Campbell River’s city council can be compared to George Bush, according to one taxpayer.

Lorne Harron, who resurrected the city’s United Rate Payers Group, had some strong words for council at Tuesday night’s meeting.

Harron was one of three taxpayers who spoke to council as a delegation.

Harron said he was not impressed with the city’s spending habits and said the chances of spending at city hall being curtailed are slim.

“It hasn’t been demonstrated in the past,” Harron said. “Before the last election the last council decided to increase money for Robron Park – right before the election. That sounds as George Bush as you can get. They should have waited until after the election to proceed with that insanity.”

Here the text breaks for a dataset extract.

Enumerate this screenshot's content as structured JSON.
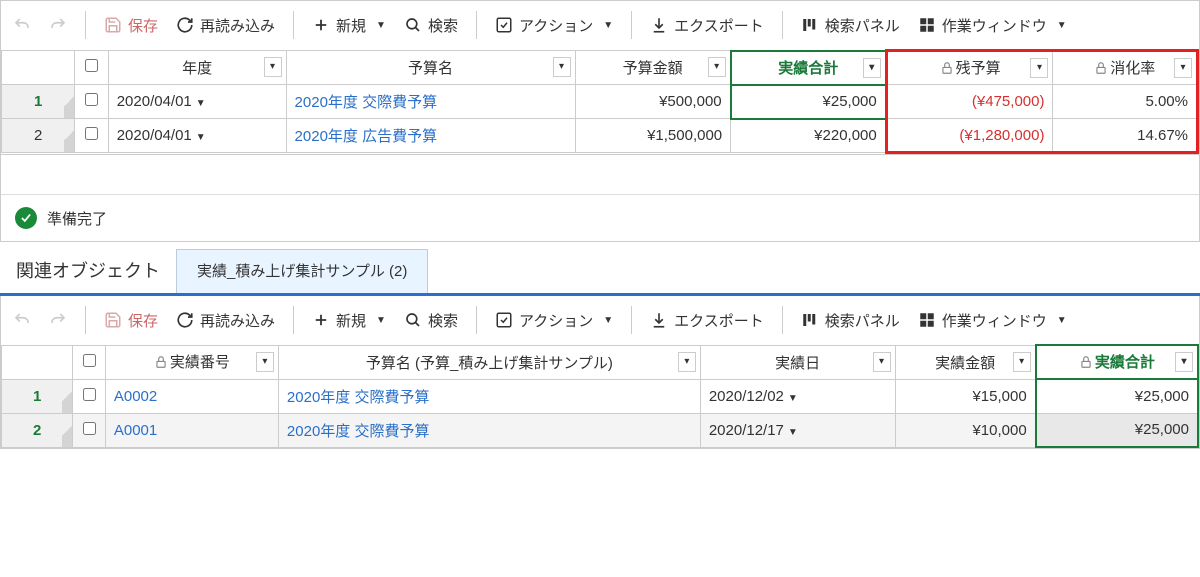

In November, council did commit to spending $1.4 million on upgrades to Robron Park that would include new bleachers, trails, an artificial turf, utilities and drainage, and Merecroft and South Birch parking lot upgrades. However, last month council chose to withdraw its application to the province’s community recreation grant program for provincial funding for the park. That means the city’s portion won’t be used this year. Still, Harron said he could point to another example of wasteful spending.

“Did you folks not spend $480,000 to buy a house next to Frank James Park and then you bulldozed it?” Harron questioned. “You found $480,000 for that.”

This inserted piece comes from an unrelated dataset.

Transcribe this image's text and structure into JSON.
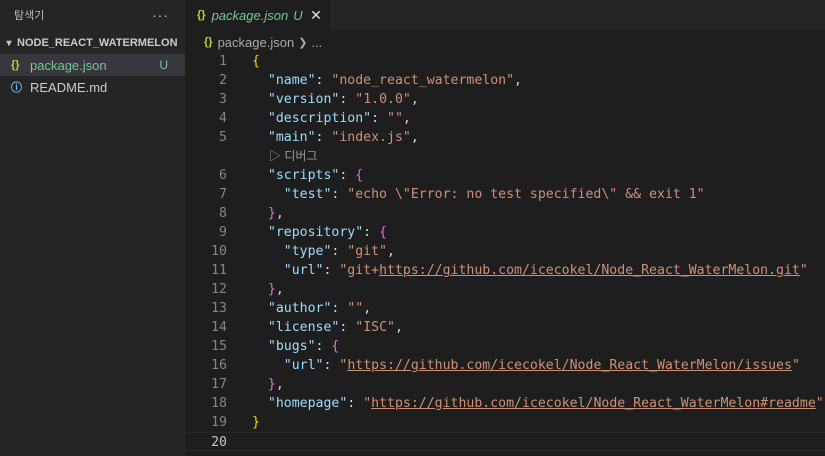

After getting cut off by Mayor Walter Jakeway for going over his allotted three minutes, Harron wrapped it up by reminding everyone to attend the next Rate Payers meeting, scheduled for April 14 at 5:30 p.m. at the Community Centre.

“I expect every single taxpayer to show up and try to fix this problem,” Harron said. “We’ll deal with this.”

Sean Smith, who ran for a seat on council in November’s election, also spoke to council and was met by a round of applause from the gallery before he even began to speak.

“I’m not here tonight to do what a lot of people think I’m going to do and that’s complain,” Smith said. “I want to present a couple of ideas and thought processes.”

Smith said the city needs to change how it operates. He pointed to spending $250,000 on an all-weather track for Robron Park.

“Would it be nice to have? Absolutely. Is it a want? Yes. Is it a need? No,” Smith said. “I’m looking for my armchair and going on information that’s available to me. I’m not on the inside but what I see from the outside is $250,000 sitting there, doing nothing. When I drive down Highway 19A and I see crews out there laying dirt on the side of the road I ask ‘why’ when we’re losing money. We’re spending thousands of dollars laying dirt, why now?

“We need to think about what is a priority.”